Au quartier général, Faidherbe, seul en ce moment, penché sur une carte d'état-major, étudiait un plan de campagne. C'était un homme d'une cinquantaine d'années, grand, sec, les traits tirés par les veilles, les yeux fatigués par le travail. Mais, derrière les lunettes, on lisait dans son regard l'énergie et la loyauté du soldat. Il releva la tête quand l'aide de camp de service fit entrer le dragon, qui semblait tout heureux du bon tour joué à l'ennemi. Il prit la lettre du général allemand. Sa figure s'assombrit et ses sourcils se froncèrent.
"Que signifie ?... demanda-t-il d'une voix sévère au dragon décontenancé par cette brusque réception.
- Mon général, répondit ce dernier d'un ton mal assuré, j'étais prisonnier ; j'ai déclaré au général prussien que j'étais votre ordonnance et que mon cheval vous appartenait. Alors, il m'a rendu ma liberté et me voilà prêt à me battre encore.
Faidherbe se leva. Son attitude était moins rigide, sa physionomie moins sombre. Ce fut cependant d'une voix grave qu'il reprit :
"Soldat, vous avez mal agi. Les ruses sont permises en temps de guerre ; non le mensonge. Un Français ne doit jamais mentir. En mêlant le nom de votre chef à votre mensonge, vous vous êtes conduit avec une légèreté coupable. La courtoisie de mon adversaire , qui vous fait libre parce qu'il vous croit à mon service, prouve son estime. Croyez-vous qu'il conservera de votre général la bonne opinion dont il vient de témoigner, si je couvre votre conduite de mon autorité ? Non, n'est-ce pas ? Eh bien ! mon honneur ne doit supporter aucune atteinte, car je représente ici l'armée française !"
Le dragon avait perdu sa belle humeur et son maintien hardi. La tête basse, les bras pendants, il écoutait ces paroles vibrantes dont il comprenait bien la loyauté.D_cembre2012_012
Faidherbe lut dans le maintien du soldat ce qui se passait en son âme. Il le sentit ébranlé, mais il voulait plus, et il continua.
"Je comprends bien votre sentiment. Vous n'êtes pas un lâche. Vous ne fuyez pas. Vous revenez au camp français pour vous battre. Mais au lieu de le servir, vous lui faites tort en le déshonorant dans l'esprit de l'ennemi."
Faidherbe se tut un instant, observant le soldat.
Le dragon releva enfin la tête, et dirigea vers le général un regard franc.
"Vous avez raison, mon général, dit-il. Il ne faut pas que l'on doute de l'honneur d'un soldat français. Je retourne au camp prussien. Adieu, mon général !"

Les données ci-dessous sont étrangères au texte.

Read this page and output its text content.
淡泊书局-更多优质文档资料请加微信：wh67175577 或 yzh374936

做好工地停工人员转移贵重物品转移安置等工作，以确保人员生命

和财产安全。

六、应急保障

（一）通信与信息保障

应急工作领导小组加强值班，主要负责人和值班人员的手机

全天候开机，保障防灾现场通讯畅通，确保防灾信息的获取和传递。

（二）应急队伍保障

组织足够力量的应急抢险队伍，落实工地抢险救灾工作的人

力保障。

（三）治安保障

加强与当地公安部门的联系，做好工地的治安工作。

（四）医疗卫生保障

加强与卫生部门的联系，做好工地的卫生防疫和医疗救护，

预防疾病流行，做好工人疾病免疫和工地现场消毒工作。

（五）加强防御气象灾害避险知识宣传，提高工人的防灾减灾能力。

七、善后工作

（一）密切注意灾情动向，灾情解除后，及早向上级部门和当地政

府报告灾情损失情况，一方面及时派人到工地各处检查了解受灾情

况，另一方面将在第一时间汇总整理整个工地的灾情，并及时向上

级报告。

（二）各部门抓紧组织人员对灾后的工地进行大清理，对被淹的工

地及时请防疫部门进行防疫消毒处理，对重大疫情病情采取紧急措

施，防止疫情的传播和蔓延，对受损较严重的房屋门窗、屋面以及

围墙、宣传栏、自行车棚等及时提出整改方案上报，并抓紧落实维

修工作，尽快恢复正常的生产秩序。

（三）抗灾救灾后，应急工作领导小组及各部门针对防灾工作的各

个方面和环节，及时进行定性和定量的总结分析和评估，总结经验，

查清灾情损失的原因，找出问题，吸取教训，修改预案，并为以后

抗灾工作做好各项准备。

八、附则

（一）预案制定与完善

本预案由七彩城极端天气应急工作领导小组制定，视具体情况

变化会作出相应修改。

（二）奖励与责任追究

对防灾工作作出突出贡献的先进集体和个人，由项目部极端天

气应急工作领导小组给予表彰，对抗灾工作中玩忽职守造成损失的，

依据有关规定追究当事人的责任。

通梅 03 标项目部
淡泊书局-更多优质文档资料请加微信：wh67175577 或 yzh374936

Faidherbe, ému par ces paroles prononcées d'une voix calme et par cette attitude si fière, marcha vers le dragon, et lui serra la main en disant :
"Vous êtes un brave coeur, soldat. Je n'attendais d'ailleurs pas moins de votre loyauté de Français. Maintenant, faites votre devoir."
Alors, devant tous ses camarades atterrés par un si généreux sacrifice, par un si noble sentiment d'honneur et de la dignité, on put voir le dragon monter à cheval, et se diriger vers le camp ennemi.
Faidherbe se découvrit sur son passage.
Un officier pleurait, et, de rage, un vieux sergent cassa entre ses dents sa pipe déjà trop courte.
Heureusement, l'armistice signé quelques jours plus tard rendit moins pénibles les conséquences de cette belle conduite, et le dragon fut définitivement rendu à son régiment sans qu'il en coûtât rien au respect de la vérité.